The challenge is to efficiently capture and classify various behaviors in a computer network, since they cannot be categorized under a single umbrella. Few modern machine learning approaches can be used to solve the problem of finding malicious activity within the network:

Supervised/Unsupervised Learning

One popular strategy is to monitor a network’s activity for anomalies, or anything that deviates from normal network behavior. Anomaly detection creates models of normal behavior for networks, systems, applications, end users and other devices and then looks for deviations from those patterns of behavior at a much faster pace.

Putting machine learning algorithms in place and using a variety supervised (classification) and unsupervised machine learning (clustering) algorithms to detect anomalous patterns of user behavior, as gleaned from a variety of sources, like server logs, Active Directory entries, and virtual private networking (VPN) logs.
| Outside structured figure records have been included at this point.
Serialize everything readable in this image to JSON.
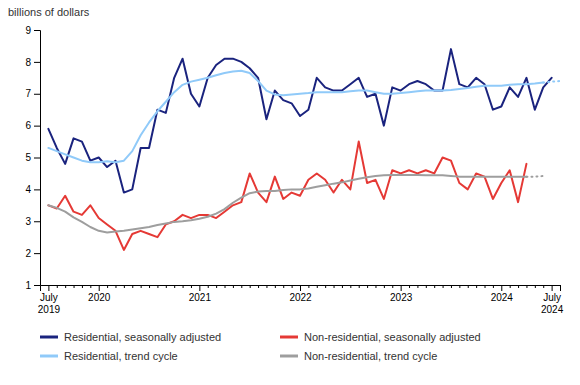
{
  "chart_data": {
    "type": "line",
    "ylabel": "billions of dollars",
    "ylim": [
      1,
      9
    ],
    "yticks": [
      1,
      2,
      3,
      4,
      5,
      6,
      7,
      8,
      9
    ],
    "grid": false,
    "legend": "bottom",
    "categories": [
      "July\n2019",
      null,
      null,
      null,
      null,
      null,
      "2020",
      null,
      null,
      null,
      null,
      null,
      null,
      null,
      null,
      null,
      null,
      null,
      "2021",
      null,
      null,
      null,
      null,
      null,
      null,
      null,
      null,
      null,
      null,
      null,
      "2022",
      null,
      null,
      null,
      null,
      null,
      null,
      null,
      null,
      null,
      null,
      null,
      "2023",
      null,
      null,
      null,
      null,
      null,
      null,
      null,
      null,
      null,
      null,
      null,
      "2024",
      null,
      null,
      null,
      null,
      null,
      "July\n2024",
      null
    ],
    "series": [
      {
        "name": "Residential, seasonally adjusted",
        "color": "#1a237e",
        "line_style": "solid",
        "values": [
          5.9,
          5.3,
          4.8,
          5.6,
          5.5,
          4.9,
          5.0,
          4.7,
          4.9,
          3.9,
          4.0,
          5.3,
          5.3,
          6.5,
          6.4,
          7.5,
          8.1,
          7.0,
          6.6,
          7.5,
          7.9,
          8.1,
          8.1,
          8.0,
          7.8,
          7.5,
          6.2,
          7.1,
          6.8,
          6.7,
          6.3,
          6.5,
          7.5,
          7.2,
          7.1,
          7.1,
          7.3,
          7.5,
          6.9,
          7.0,
          6.0,
          7.2,
          7.1,
          7.3,
          7.4,
          7.3,
          7.1,
          7.1,
          8.4,
          7.3,
          7.2,
          7.5,
          7.3,
          6.5,
          6.6,
          7.2,
          6.9,
          7.5,
          6.5,
          7.2,
          7.5,
          null
        ]
      },
      {
        "name": "Residential, trend cycle",
        "color": "#90caf9",
        "line_style": "solid",
        "values": [
          5.3,
          5.2,
          5.1,
          5.0,
          4.9,
          4.85,
          4.85,
          4.88,
          4.85,
          4.9,
          5.2,
          5.7,
          6.1,
          6.45,
          6.75,
          7.05,
          7.28,
          7.38,
          7.44,
          7.5,
          7.58,
          7.65,
          7.7,
          7.72,
          7.65,
          7.4,
          7.1,
          6.98,
          6.95,
          6.98,
          7.0,
          7.02,
          7.05,
          7.05,
          7.05,
          7.05,
          7.08,
          7.1,
          7.1,
          7.05,
          7.0,
          7.0,
          7.02,
          7.05,
          7.08,
          7.1,
          7.1,
          7.1,
          7.12,
          7.15,
          7.18,
          7.22,
          7.25,
          7.25,
          7.25,
          7.28,
          7.3,
          7.3,
          7.32,
          7.35,
          null,
          null
        ]
      },
      {
        "name": "Residential, trend cycle",
        "color": "#90caf9",
        "line_style": "dotted",
        "values": [
          null,
          null,
          null,
          null,
          null,
          null,
          null,
          null,
          null,
          null,
          null,
          null,
          null,
          null,
          null,
          null,
          null,
          null,
          null,
          null,
          null,
          null,
          null,
          null,
          null,
          null,
          null,
          null,
          null,
          null,
          null,
          null,
          null,
          null,
          null,
          null,
          null,
          null,
          null,
          null,
          null,
          null,
          null,
          null,
          null,
          null,
          null,
          null,
          null,
          null,
          null,
          null,
          null,
          null,
          null,
          null,
          null,
          null,
          null,
          7.35,
          7.38,
          7.4
        ]
      },
      {
        "name": "Non-residential, seasonally adjusted",
        "color": "#e53935",
        "line_style": "solid",
        "values": [
          3.5,
          3.4,
          3.8,
          3.3,
          3.2,
          3.5,
          3.1,
          2.9,
          2.7,
          2.1,
          2.6,
          2.7,
          2.6,
          2.5,
          2.9,
          3.0,
          3.2,
          3.1,
          3.2,
          3.2,
          3.1,
          3.3,
          3.5,
          3.6,
          4.5,
          3.9,
          3.6,
          4.4,
          3.7,
          3.9,
          3.8,
          4.3,
          4.5,
          4.3,
          3.9,
          4.3,
          4.0,
          5.5,
          4.2,
          4.3,
          3.7,
          4.6,
          4.5,
          4.6,
          4.5,
          4.6,
          4.5,
          5.0,
          4.9,
          4.2,
          4.0,
          4.5,
          4.4,
          3.7,
          4.2,
          4.6,
          3.6,
          4.8,
          null,
          null,
          null,
          null
        ]
      },
      {
        "name": "Non-residential, trend cycle",
        "color": "#9e9e9e",
        "line_style": "solid",
        "values": [
          3.5,
          3.42,
          3.3,
          3.12,
          2.98,
          2.82,
          2.7,
          2.65,
          2.68,
          2.7,
          2.74,
          2.78,
          2.82,
          2.88,
          2.93,
          2.98,
          3.0,
          3.03,
          3.08,
          3.14,
          3.24,
          3.38,
          3.58,
          3.74,
          3.88,
          3.93,
          3.95,
          3.95,
          3.98,
          4.0,
          4.0,
          4.03,
          4.08,
          4.13,
          4.18,
          4.22,
          4.28,
          4.33,
          4.38,
          4.42,
          4.44,
          4.45,
          4.45,
          4.45,
          4.45,
          4.44,
          4.44,
          4.44,
          4.42,
          4.4,
          4.4,
          4.4,
          4.4,
          4.4,
          4.4,
          4.4,
          4.4,
          4.4,
          null,
          null,
          null,
          null
        ]
      },
      {
        "name": "Non-residential, trend cycle",
        "color": "#9e9e9e",
        "line_style": "dotted",
        "values": [
          null,
          null,
          null,
          null,
          null,
          null,
          null,
          null,
          null,
          null,
          null,
          null,
          null,
          null,
          null,
          null,
          null,
          null,
          null,
          null,
          null,
          null,
          null,
          null,
          null,
          null,
          null,
          null,
          null,
          null,
          null,
          null,
          null,
          null,
          null,
          null,
          null,
          null,
          null,
          null,
          null,
          null,
          null,
          null,
          null,
          null,
          null,
          null,
          null,
          null,
          null,
          null,
          null,
          null,
          null,
          null,
          null,
          4.4,
          4.4,
          4.42,
          null,
          null
        ]
      }
    ]
  }
}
Without human intervention, unsupervised machine learning does all of the processing work in order to identify potential security issues. It does this by processing millions of data points each minute and automatically identifying anomalous behavior. It then correlates anomalies across multiple data sources to determine their potential impact.
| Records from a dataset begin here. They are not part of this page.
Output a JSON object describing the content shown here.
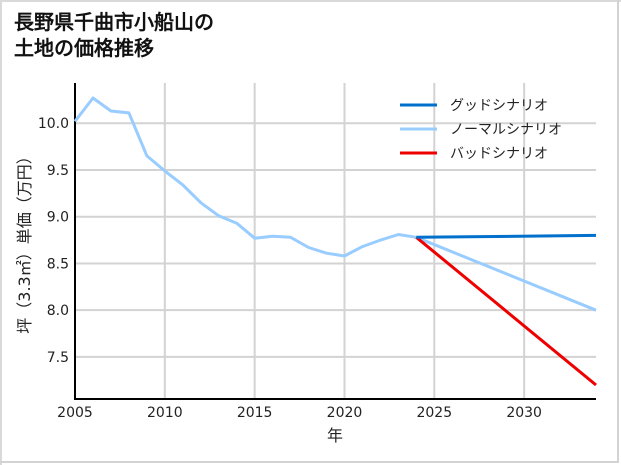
{
  "title": "長野県千曲市小船山の\n土地の価格推移",
  "chart_data": {
    "type": "line",
    "title": "長野県千曲市小船山の土地の価格推移",
    "xlabel": "年",
    "ylabel": "坪（3.3㎡）単価（万円）",
    "xlim": [
      2005,
      2034
    ],
    "ylim": [
      7.05,
      10.43
    ],
    "xticks": [
      2005,
      2010,
      2015,
      2020,
      2025,
      2030
    ],
    "yticks": [
      7.5,
      8.0,
      8.5,
      9.0,
      9.5,
      10.0
    ],
    "ytick_labels": [
      "7.5",
      "8.0",
      "8.5",
      "9.0",
      "9.5",
      "10.0"
    ],
    "grid": true,
    "legend_position": "upper right",
    "series": [
      {
        "name": "グッドシナリオ",
        "color": "#0070cc",
        "x": [
          2024,
          2034
        ],
        "values": [
          8.78,
          8.8
        ]
      },
      {
        "name": "ノーマルシナリオ",
        "color": "#99ccff",
        "x": [
          2005,
          2006,
          2007,
          2008,
          2009,
          2010,
          2011,
          2012,
          2013,
          2014,
          2015,
          2016,
          2017,
          2018,
          2019,
          2020,
          2021,
          2022,
          2023,
          2024,
          2034
        ],
        "values": [
          10.02,
          10.27,
          10.13,
          10.11,
          9.65,
          9.49,
          9.34,
          9.15,
          9.01,
          8.93,
          8.77,
          8.79,
          8.78,
          8.67,
          8.61,
          8.58,
          8.68,
          8.75,
          8.81,
          8.78,
          8.0
        ]
      },
      {
        "name": "バッドシナリオ",
        "color": "#ee0000",
        "x": [
          2024,
          2034
        ],
        "values": [
          8.78,
          7.2
        ]
      }
    ]
  }
}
Artificial Neural Networks (ANN)

A neural network consists of a collection of processing units called neurons that are highly interconnected like a human brain. ANNs have the ability to learning by example and generalize from limited, noisy, and incomplete data and create better predictions the more it “learns” from the network. They have been successfully employed in a broad spectrum of data-intensive applications. If ANNs are fed raw network traffic data, this can help the neural nets learn overtime what can be an anomaly/outlier of the network and detect them faster.

Takeaways

Machine learning has potential, but requires a ton of cognitive load. Since operations of machine learning has been a hot topic throughout the tech industry, there is a lot of aloofness to the actual potency of their solution, and the same applies for NIDS. Network traffic is composed of many individual sessions, which equals to enormous amounts of variety and unpredictable behavior. Finding what qualifies as “normal” is hard for networks to identify, which could result in higher false positive rates.

Human activity, application behavior, and network traffic are all heavily autocorrelated, making it hard to understand what activity is normal. This gives malicious actors plenty of opportunity to “hide in plain sight” and even an opportunity to train the system that malicious activity is normal. This is the disconnect between what the system reports and what the operator wants, and the root cause for too many false positives.

The best solution is to properly train the dataset and use machine learning models for fraud detection and analysis. NIDS alone cannot detect all malicious activity based on its signature-based system. It’s not recommended to jumping to perform classification/regression on the data, without taking time to take a look and analyze the data, understanding the features and their relation with each other and the output.

This step gives a lot of insights to the problem. It can also provide possible answers to questions that may arise due to odd behavior of the learning model. The learning model can be trained as an effective predictor for what lies in network traffic.